Abstract:
A vehicle body ( 1 ) comprising an inner shell ( 3 ), an outer shell ( 2 ), a floor plate and a chassis, wherein the inner shell ( 3 ), the outer shell ( 2 ) and the floor plate are indirectly or directly interconnected and form a passenger compartment, the rigidity, especially the torsional rigidity and/or the flexural rigidity, of the vehicle body ( 1 ) is to be ensured without additional components or process steps. Furthermore, the vehicle body ( 1 ) is to be inexpensive to manufacture. The foregoing is achieved by the fact that at least one interior component ( 4, 5 ) is connected to the inner shell ( 3 ) and/or the supporting structure ( 9 ) in such a manner that it contributes to the rigidity, especially the torsional rigidity and/or the flexural rigidity, of the vehicle body ( 1 ).

Description:
BACKGROUND OF THE INVENTION 
     The present invention relates to a vehicle body and to a motor vehicle and a method of manufacturing a vehicle body. 
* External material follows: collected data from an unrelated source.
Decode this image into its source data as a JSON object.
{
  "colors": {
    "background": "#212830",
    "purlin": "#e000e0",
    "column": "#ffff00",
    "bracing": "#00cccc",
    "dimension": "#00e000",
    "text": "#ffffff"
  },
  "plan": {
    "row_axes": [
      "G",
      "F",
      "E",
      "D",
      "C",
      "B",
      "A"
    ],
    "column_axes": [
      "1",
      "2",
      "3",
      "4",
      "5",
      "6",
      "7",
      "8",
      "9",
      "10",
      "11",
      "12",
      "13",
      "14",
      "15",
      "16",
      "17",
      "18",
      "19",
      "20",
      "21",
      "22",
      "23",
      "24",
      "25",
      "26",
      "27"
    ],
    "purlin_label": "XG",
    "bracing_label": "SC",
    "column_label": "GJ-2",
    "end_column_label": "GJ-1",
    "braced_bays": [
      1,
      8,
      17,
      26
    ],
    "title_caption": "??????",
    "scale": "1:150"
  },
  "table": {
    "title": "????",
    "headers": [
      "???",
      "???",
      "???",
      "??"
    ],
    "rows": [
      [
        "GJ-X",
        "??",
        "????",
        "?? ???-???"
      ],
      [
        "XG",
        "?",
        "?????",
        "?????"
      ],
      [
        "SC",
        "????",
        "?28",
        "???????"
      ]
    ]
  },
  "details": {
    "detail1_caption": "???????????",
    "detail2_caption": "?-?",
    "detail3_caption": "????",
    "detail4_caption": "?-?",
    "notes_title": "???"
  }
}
     In motor vehicles, bodies made of steel or aluminum are used having a two-shell or a multi-shell structure, wherein one or several inner shells and one outer shell are both made of metal and have an approximately equal shape in order to be capable of being easily interconnected. Interior equipment is attached to the inner shell, wherein the interior equipment is normally snap-fitted onto the inner shell at selected positions, creating a more or less loose connection between the interior equipment and the inner shell. The outer shell and the inner shell as well as the interior equipment form a passenger compartment together with other components. 
     DE 102 52 475 A1 discloses a vehicle body having a two-part structure, wherein an inner shell and an outer shell are divided and made of plastic. The inner shell is attached to a basic frame made of metal, and the outer shell is subsequently placed at a distance above the inner shell such that a cavity is formed between the inner shell and the outer shell. In order to stiffen the vehicle body, either the cavity is foamed using plastic foam and/or metal foam, or body reinforcing elements are arranged in the cavity. 
     DE 1 275 372 B shows a motor vehicle having a vehicle body made of plastic material having a torsion-resistant floor assembly comprising longitudinal and cross frame beams made of metal and embraced by two plastic shells. The remaining assemblies of the vehicle body are built up on this torsion-resistant floor assembly using simple and large-area shell parts. Therein it is disadvantageous that the remaining assemblies are not torsion-resistant. 
     U.S. Pat. No. 7,287,797 B1 discloses a motor vehicle having a modular structure arranged on a metal chassis. The structure comprises three prefabricated parts which are manufactured in a plastic injection molding process using a stable plastic material, which is stabilized by means of rigid foam. Disadvantageously, an additional process step is required due to the plurality of parts used, in order to improve the rigidity of the modular structure. 
     It is therefore an object of the present invention to provide a vehicle body, a motor vehicle and a method of manufacturing the vehicle body, wherein the rigidity, especially the torsional rigidity and/or the flexural rigidity, of the vehicle body is ensured without additional components or process steps. Furthermore, the vehicle body and the vehicle are to be inexpensive to manufacture. 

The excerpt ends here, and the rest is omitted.